House unlikely to get tariff details from Trump

   The House Ways and Means Committee on Wednesday unfavorably reported a resolution of inquiry seeking documents and/or records from the Trump administration detailing its decisions to impose tariffs on steel and aluminum and on China.
   The unfavorable reporting of the measure means that H. Res. 1018 will go to the House floor but is unlikely to receive a vote.
   The truth is we all agree that China’s cheating,” committee Chairman Kevin Brady, R-Texas, said during the Wednesday committee markup. China has “cost us thousands of U.S. jobs. By making that strategy and all documents public, sharing our playbook with China, I believe it’s counterproductive and will hurt American workers.”
   The resolution of inquiry, introduced by Ways and Means Trade Subcommittee ranking member Bill Pascrell, D-N.J., calls for the president to send to the House “any and all documents in draft or final form, including reports, memos, spreadsheets and slide deck presentations” in the executive branch’s possession related to the methodology behind Section 232 and Section 301 tariffs.

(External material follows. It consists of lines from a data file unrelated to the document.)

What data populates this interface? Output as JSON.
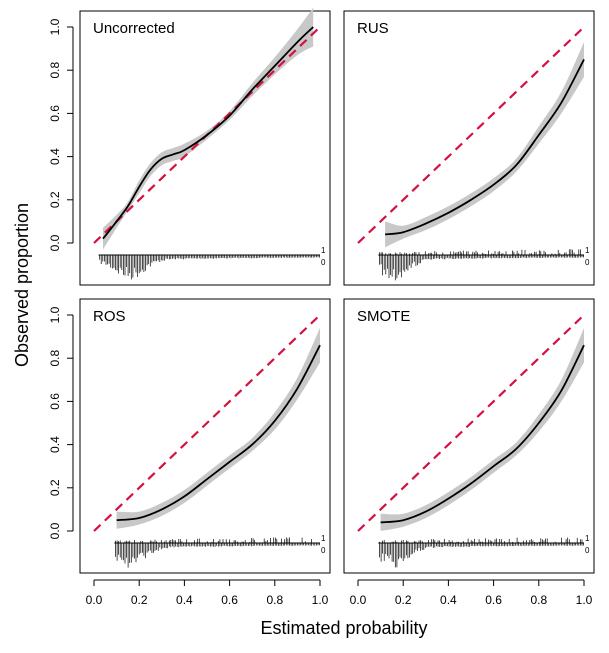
{
  "figure": {
    "xlabel": "Estimated probability",
    "ylabel": "Observed proportion"
  },
  "colors": {
    "ideal_line": "#d6103f",
    "curve": "#000000",
    "band": "#c8c8c8"
  },
  "chart_data": [
    {
      "type": "line",
      "title": "Uncorrected",
      "xlim": [
        0,
        1
      ],
      "ylim": [
        -0.12,
        1
      ],
      "xticks": [
        "0.0",
        "0.2",
        "0.4",
        "0.6",
        "0.8",
        "1.0"
      ],
      "yticks": [
        "0.0",
        "0.2",
        "0.4",
        "0.6",
        "0.8",
        "1.0"
      ],
      "ideal_line": {
        "x": [
          0,
          1
        ],
        "y": [
          0,
          1
        ]
      },
      "curve": {
        "x": [
          0.04,
          0.1,
          0.15,
          0.2,
          0.25,
          0.3,
          0.35,
          0.4,
          0.5,
          0.6,
          0.7,
          0.8,
          0.9,
          0.97
        ],
        "y": [
          0.02,
          0.1,
          0.17,
          0.26,
          0.34,
          0.39,
          0.41,
          0.43,
          0.5,
          0.59,
          0.71,
          0.82,
          0.93,
          1.0
        ]
      },
      "band_width": [
        0.05,
        0.03,
        0.02,
        0.03,
        0.03,
        0.03,
        0.03,
        0.03,
        0.02,
        0.02,
        0.03,
        0.04,
        0.06,
        0.09
      ],
      "spike_labels": [
        "1",
        "0"
      ],
      "show_x_ticks": false,
      "show_y_ticks": true
    },
    {
      "type": "line",
      "title": "RUS",
      "xlim": [
        0,
        1
      ],
      "ylim": [
        -0.12,
        1
      ],
      "xticks": [
        "0.0",
        "0.2",
        "0.4",
        "0.6",
        "0.8",
        "1.0"
      ],
      "yticks": [
        "0.0",
        "0.2",
        "0.4",
        "0.6",
        "0.8",
        "1.0"
      ],
      "ideal_line": {
        "x": [
          0,
          1
        ],
        "y": [
          0,
          1
        ]
      },
      "curve": {
        "x": [
          0.12,
          0.2,
          0.3,
          0.4,
          0.5,
          0.6,
          0.7,
          0.8,
          0.9,
          1.0
        ],
        "y": [
          0.04,
          0.05,
          0.09,
          0.14,
          0.2,
          0.27,
          0.36,
          0.5,
          0.65,
          0.85
        ]
      },
      "band_width": [
        0.06,
        0.03,
        0.03,
        0.03,
        0.03,
        0.03,
        0.03,
        0.04,
        0.05,
        0.08
      ],
      "spike_labels": [
        "1",
        "0"
      ],
      "show_x_ticks": false,
      "show_y_ticks": false
    },
    {
      "type": "line",
      "title": "ROS",
      "xlim": [
        0,
        1
      ],
      "ylim": [
        -0.12,
        1
      ],
      "xticks": [
        "0.0",
        "0.2",
        "0.4",
        "0.6",
        "0.8",
        "1.0"
      ],
      "yticks": [
        "0.0",
        "0.2",
        "0.4",
        "0.6",
        "0.8",
        "1.0"
      ],
      "ideal_line": {
        "x": [
          0,
          1
        ],
        "y": [
          0,
          1
        ]
      },
      "curve": {
        "x": [
          0.1,
          0.2,
          0.3,
          0.4,
          0.5,
          0.6,
          0.7,
          0.8,
          0.9,
          1.0
        ],
        "y": [
          0.05,
          0.06,
          0.1,
          0.16,
          0.24,
          0.32,
          0.4,
          0.51,
          0.66,
          0.86
        ]
      },
      "band_width": [
        0.04,
        0.03,
        0.03,
        0.03,
        0.03,
        0.03,
        0.03,
        0.04,
        0.05,
        0.08
      ],
      "spike_labels": [
        "1",
        "0"
      ],
      "show_x_ticks": true,
      "show_y_ticks": true
    },
    {
      "type": "line",
      "title": "SMOTE",
      "xlim": [
        0,
        1
      ],
      "ylim": [
        -0.12,
        1
      ],
      "xticks": [
        "0.0",
        "0.2",
        "0.4",
        "0.6",
        "0.8",
        "1.0"
      ],
      "yticks": [
        "0.0",
        "0.2",
        "0.4",
        "0.6",
        "0.8",
        "1.0"
      ],
      "ideal_line": {
        "x": [
          0,
          1
        ],
        "y": [
          0,
          1
        ]
      },
      "curve": {
        "x": [
          0.1,
          0.2,
          0.3,
          0.4,
          0.5,
          0.6,
          0.7,
          0.8,
          0.9,
          1.0
        ],
        "y": [
          0.04,
          0.05,
          0.09,
          0.15,
          0.22,
          0.3,
          0.38,
          0.5,
          0.65,
          0.86
        ]
      },
      "band_width": [
        0.04,
        0.03,
        0.03,
        0.03,
        0.03,
        0.03,
        0.03,
        0.04,
        0.05,
        0.08
      ],
      "spike_labels": [
        "1",
        "0"
      ],
      "show_x_ticks": true,
      "show_y_ticks": false
    }
  ]
}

   The resolution seeks information on why President Donald Trump chose to impose 25 percent global tariffs on steel and 10 percent tariffs on aluminum even though the Commerce Department’s January-released Section 232 reports recommended 24 percent and 7.7 percent tariffs on those metals, respectively.
   The measure also seeks information on actions the Trump administration took on a bilateral or multilateral basis to address unfair Chinese technology transfer and intellectual property-related trade practices before imposing the initial set of Section 301 tariffs — covering $34 billion worth of goods in 2017 import value — on China on July 6.
   Pascrell’s resolution also asks what such bilateral or multilateral actions the United States has taken since imposition of the tariffs.